Conozco un hombre que el día que firmó un contrato para jugar en la ACB sufrió un accidente de tráfico que le dejó cojo de por vida, ahora juega de vez en cuando con los amigos, incluso cojo puede derrotarlos a todos. Conozco una chica que canta como Janis Joplin y no ha ganado un euro jamás cantando, pasa tediosas jornadas de ocho horas tras una caja en un centro comercial: los sábados quema su garganta en un local que huele a humedad junto a un grupo de aficionados. Conozco un chaval de treinta años que juega al fútbol como Lionel Messi pero jamás ha jugado un partido en un gran estadio, juega con sus amigos, a veces en vaqueros. Conocí en la adolescencia grandes escritores que nunca publicaron nada, todos eran geniales, brillantes y jóvenes, todos hacen ahora sesudos discursos en bodas o escriben blogs que apenas tienen visitas. Conozco un grandísimo piloto de carreras que nunca atravesó la línea de meta. Conozco al mejor ajedrecista de mi pueblo y al mejor acuarelista de los últimos cincuenta años. Conozco un tenista glorioso que nunca se retiró porque nunca llegó a disputar un partido. Conozco un mago que hace trucos imposibles en las cenas de Navidad. Conozco al mejor nadador de mi generación. Conozco una mujer que cuando sale de la oficina juega a bailar en la soledad de su apartamento: a sus cincuenta y dos años realiza a la perfección el Fouetté en tournant. Conozco un montón de gente con talento que nunca ha destacado haciendo aquello que ama, porque todos trabajan en otra cosa.

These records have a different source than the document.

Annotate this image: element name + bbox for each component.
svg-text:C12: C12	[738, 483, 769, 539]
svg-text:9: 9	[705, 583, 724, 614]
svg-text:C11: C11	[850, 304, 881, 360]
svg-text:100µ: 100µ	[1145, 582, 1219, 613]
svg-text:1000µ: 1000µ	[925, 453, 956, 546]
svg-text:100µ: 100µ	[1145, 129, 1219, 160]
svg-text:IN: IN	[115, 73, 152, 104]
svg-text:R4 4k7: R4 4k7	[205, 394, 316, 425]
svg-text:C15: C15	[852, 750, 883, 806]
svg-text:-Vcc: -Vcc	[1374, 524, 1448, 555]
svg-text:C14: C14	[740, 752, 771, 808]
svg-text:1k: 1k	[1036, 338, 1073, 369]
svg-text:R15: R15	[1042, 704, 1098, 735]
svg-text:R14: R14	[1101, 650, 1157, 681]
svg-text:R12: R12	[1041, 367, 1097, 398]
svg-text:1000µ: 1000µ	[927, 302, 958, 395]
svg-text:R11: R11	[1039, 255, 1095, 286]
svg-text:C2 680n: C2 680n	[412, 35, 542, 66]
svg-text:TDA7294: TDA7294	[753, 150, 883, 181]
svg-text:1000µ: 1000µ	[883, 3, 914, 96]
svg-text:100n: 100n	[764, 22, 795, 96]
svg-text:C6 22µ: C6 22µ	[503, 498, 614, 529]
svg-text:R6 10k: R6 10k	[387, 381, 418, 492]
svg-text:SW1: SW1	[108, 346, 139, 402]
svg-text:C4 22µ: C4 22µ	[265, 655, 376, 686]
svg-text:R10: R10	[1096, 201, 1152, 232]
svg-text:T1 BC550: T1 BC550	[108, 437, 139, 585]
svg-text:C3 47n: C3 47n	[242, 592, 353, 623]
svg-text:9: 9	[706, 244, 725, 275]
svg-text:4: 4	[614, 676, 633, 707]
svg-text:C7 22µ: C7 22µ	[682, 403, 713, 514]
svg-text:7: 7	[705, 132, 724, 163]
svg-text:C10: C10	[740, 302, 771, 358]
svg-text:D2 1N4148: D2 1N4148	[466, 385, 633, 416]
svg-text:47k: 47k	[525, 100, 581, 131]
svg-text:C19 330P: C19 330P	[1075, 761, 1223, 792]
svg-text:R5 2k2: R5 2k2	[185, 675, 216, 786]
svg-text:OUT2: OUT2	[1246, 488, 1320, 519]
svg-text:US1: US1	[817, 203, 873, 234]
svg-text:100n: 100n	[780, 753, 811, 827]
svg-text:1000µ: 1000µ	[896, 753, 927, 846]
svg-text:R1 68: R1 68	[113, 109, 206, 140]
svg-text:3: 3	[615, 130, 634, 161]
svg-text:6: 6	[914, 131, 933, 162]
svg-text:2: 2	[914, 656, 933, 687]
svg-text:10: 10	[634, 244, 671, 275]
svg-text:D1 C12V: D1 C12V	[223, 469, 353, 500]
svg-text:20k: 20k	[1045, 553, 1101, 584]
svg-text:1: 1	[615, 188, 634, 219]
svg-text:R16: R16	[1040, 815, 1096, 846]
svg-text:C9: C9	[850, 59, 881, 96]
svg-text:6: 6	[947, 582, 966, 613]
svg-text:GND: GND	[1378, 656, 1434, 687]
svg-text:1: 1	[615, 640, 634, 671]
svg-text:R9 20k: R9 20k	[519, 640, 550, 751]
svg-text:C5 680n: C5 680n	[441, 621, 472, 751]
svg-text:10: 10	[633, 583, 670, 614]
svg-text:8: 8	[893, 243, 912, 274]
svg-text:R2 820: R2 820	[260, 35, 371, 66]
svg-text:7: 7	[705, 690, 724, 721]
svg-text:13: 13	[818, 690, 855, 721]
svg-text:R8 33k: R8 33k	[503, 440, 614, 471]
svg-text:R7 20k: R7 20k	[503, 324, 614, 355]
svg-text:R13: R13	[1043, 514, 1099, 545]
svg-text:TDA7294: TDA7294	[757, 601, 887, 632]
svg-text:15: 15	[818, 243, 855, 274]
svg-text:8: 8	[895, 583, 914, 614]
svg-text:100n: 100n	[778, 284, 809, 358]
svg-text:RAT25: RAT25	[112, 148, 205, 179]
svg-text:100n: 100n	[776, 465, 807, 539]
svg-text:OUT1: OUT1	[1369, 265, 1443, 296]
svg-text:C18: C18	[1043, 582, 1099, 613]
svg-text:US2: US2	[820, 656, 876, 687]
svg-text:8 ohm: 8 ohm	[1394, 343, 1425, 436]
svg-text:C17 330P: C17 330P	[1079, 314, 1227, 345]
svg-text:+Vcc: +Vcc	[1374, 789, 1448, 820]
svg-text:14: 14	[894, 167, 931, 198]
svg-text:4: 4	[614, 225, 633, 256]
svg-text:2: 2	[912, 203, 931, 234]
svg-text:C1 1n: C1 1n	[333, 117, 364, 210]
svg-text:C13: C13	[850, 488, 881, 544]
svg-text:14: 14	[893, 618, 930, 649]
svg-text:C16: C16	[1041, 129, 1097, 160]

No son la cara de la derrota porque nunca llegaron a competir, son la otra cara, el otro juego, la categoría que no existe, el canon que nadie propuso, el filo del espejo, la parte de la navaja que no corta. Me jacto de conocer grandes personalidades en diversas disciplinas artísticas o deportivas o lúdicas que siendo gigantes nunca destacaron; hombres y mujeres brillantes que nunca brillaron. Todos son grandes en sus aptitudes y todos son igual de desconocidos, genios anónimos respetados por su entorno como si fueran clásicos, con una autoridad inquebrantable en aquello que practican en sus horas libres.
La diferencia entre un profesional y un aficionado estriba en que el primero cobra por lo que hace y, además, lo hace siempre; el segundo no cobra y solo lo hace cuando puede y le apetece. Dinero y obligatoriedad, esa es la línea que separa al escritor de domingo del escritor a tiempo completo. La misma lógica se puede aplicar en cualquier otro ámbito. El dinero, que todo lo mancha, también todo lo oficializa, de tal modo que si algo está firmado con la rúbrica del dinero tiene ya de por si una legitimidad inalcanzable para los que hacen algo sin esperar nada a cambio. Hay sin embargo un hilo misterioso que une a todos estos genios, una voluntad al margen de la disciplina, la obligatoriedad y el oficialismo: la dignidad. Todos hacen aquello que aman porque buscan cierta forma de dignidad que no está reconocida en ningún sitio, todos saben que hubieran llegado al pódium pero a ninguno le importa. A veces, cuando por casualidad he juntado a dos de estos especímenes, se miran entre ellos con un respeto reverencial que parece obedecer a un código secreto, como si fuesen los últimos portadores de una verdad en peligro de extinción.